The diversification of life can be thought of as an enormous, ever-branching tree, as Darwin pointed out 150 years ago in The Origin of Species. Darwin also suggested that all living things are related, so you could follow any lineage back down the tree of life to its origins many millions of years ago. Subsequent work has confirmed this observation and we now know that the first living species appeared some 4,500 million years ago, just a few million years after the planet was formed. But despite this apparent conformity of views among palaeontologists, there are two key questions that remain: first, whether life expanded in a continuous, perhaps exponential manner, and second, whether the main controls on speciation have been biological or physical. To take the first of these, the fossil record suggests that, through the past 600 million years at least, the diversity of species has expanded in fits and starts from rather low levels to the present huge figures of many millions. The pattern of expansion seems to have been close to exponential, with new species appearing at an ever-increasing rate, and with no sign of an end to the expansion. This is especially true of life on land where, during the past 100 million years in particular, some groups such as insects and flowering plants have diversified seemingly explosively.
Some palaeontologists, however, argue that these patterns of explosive diversification are artificial, and that much of the ‘expansion’ depends on the fact that the quality of the fossil record gets poorer as one goes further back in time. Ancient times seem to have low diversities of life because fossils are not so commonly preserved, and the apparent rapid rise in diversity towards the present could be, they argue, merely an artefact of the improving rock record.
These two interpretations require much further work and many palaeontologists are interested in exploring the true, empirical pattern, and the effects of biases. For the present, I argue that more of the pattern is biological than geological, thus life has taken a long time to reach its present diversity, and might well continue to diversify to ever-higher levels.

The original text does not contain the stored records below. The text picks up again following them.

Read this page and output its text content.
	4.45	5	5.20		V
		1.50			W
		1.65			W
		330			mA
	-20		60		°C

The other major issue concerns the drivers of diversification. A classic view is that species originate and become extinct largely as a result of interactions with other species; so competition between two species for a limited resource might lead to the disappearance of the weaker competitor. Likewise, the loss of a competitor – on an island, for example – might provide an opportunity for a new species to arise. Overall diversity might then be limited to some equilibrium level, or not, as the case may be, but here the key drivers of diversification are biological (competition and predation). This has sometimes been called the ‘Red Queen’ view of evolution, after the Red Queen in Lewis Carroll’s Alice through the Looking-Glass, who said that “it takes all the running you can do, to keep in the same place”. In this model, evolution is driven by competitive predator-prey interaction, but the relative ecological positions of the two organisms remain similar as their biotic interactions evolve.

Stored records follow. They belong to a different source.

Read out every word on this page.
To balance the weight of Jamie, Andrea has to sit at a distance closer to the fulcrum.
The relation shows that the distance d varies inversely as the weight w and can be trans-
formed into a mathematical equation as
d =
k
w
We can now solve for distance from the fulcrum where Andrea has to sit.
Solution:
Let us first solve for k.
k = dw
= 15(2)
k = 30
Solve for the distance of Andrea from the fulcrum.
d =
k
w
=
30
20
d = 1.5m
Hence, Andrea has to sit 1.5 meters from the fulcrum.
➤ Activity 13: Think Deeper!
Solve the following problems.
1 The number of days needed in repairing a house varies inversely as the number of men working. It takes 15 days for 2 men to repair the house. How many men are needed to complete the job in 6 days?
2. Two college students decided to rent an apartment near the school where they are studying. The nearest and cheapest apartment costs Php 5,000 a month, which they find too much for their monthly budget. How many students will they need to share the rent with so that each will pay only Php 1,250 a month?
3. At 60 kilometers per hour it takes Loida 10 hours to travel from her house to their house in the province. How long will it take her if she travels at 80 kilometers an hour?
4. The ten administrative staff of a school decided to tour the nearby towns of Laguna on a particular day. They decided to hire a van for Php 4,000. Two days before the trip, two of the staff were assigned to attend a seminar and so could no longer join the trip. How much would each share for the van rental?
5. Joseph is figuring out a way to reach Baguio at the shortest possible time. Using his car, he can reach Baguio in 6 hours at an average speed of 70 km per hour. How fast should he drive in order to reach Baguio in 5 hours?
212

New species are appearing at an ever-increasing rate, and with no sign of an end to the expansion
The alternative view, termed the ‘Court Jester’ model, recalls the capricious behaviour of the licensed fool of medieval times. In this model, evolution, speciation and extinction rarely happen except in response to unpredictable changes in the physical environment. Much recent study of climate and diversity changes through long time spans tends to support this view. External physical factors such as global temperature, sea levels and the relative positions of continents and oceans often correlate well with changes in biodiversity.

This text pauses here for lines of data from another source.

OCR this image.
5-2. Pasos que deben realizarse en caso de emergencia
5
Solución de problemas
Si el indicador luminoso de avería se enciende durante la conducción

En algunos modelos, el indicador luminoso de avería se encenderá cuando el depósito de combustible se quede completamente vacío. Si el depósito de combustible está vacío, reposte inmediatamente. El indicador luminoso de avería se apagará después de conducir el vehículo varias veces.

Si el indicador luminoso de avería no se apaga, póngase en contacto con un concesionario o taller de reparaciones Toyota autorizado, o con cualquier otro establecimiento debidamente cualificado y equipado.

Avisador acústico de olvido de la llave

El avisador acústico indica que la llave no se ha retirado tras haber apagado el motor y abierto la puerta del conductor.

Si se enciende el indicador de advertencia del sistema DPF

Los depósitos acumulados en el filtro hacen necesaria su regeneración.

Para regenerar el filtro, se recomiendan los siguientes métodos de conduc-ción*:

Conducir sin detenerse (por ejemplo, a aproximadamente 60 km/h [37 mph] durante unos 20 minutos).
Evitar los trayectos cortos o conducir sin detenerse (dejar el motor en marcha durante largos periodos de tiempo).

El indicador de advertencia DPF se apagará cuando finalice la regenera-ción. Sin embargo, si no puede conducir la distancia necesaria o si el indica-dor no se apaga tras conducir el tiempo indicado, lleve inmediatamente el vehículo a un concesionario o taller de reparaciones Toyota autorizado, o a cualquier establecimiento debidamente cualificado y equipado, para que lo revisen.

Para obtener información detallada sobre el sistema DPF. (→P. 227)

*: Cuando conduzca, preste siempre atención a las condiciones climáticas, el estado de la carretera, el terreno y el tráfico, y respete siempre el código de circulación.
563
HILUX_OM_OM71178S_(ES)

So how to resolve these two seemingly quite distinct models of large-scale evolution?
I follow certain previous analysts who have suggested that evolution should be viewed at different levels. This doesn’t mean that evolution is necessarily hierarchical in process, but that different processes dominate at different levels of analysis. So, for example, there is no question that the classic Darwinian picture of competition and predation shaping and honing adaptations and species is correct at the ecosystem level and over short time-scales. But at time-scales of millions of years, much larger regional- or global-scale processes overwhelm the scurrying in the undergrowth. A major glaciation or rise in sea level has a large and profound effect; such physical processes may kill species, but in turn that provides opportunities for many new species to arise.
In conclusion, I would argue that when viewed close up, evolution is all about biotic interactions in ecosystems (Red Queen model), but from further away the large patterns of biodiversity are driven by the physical environment (Court Jester model).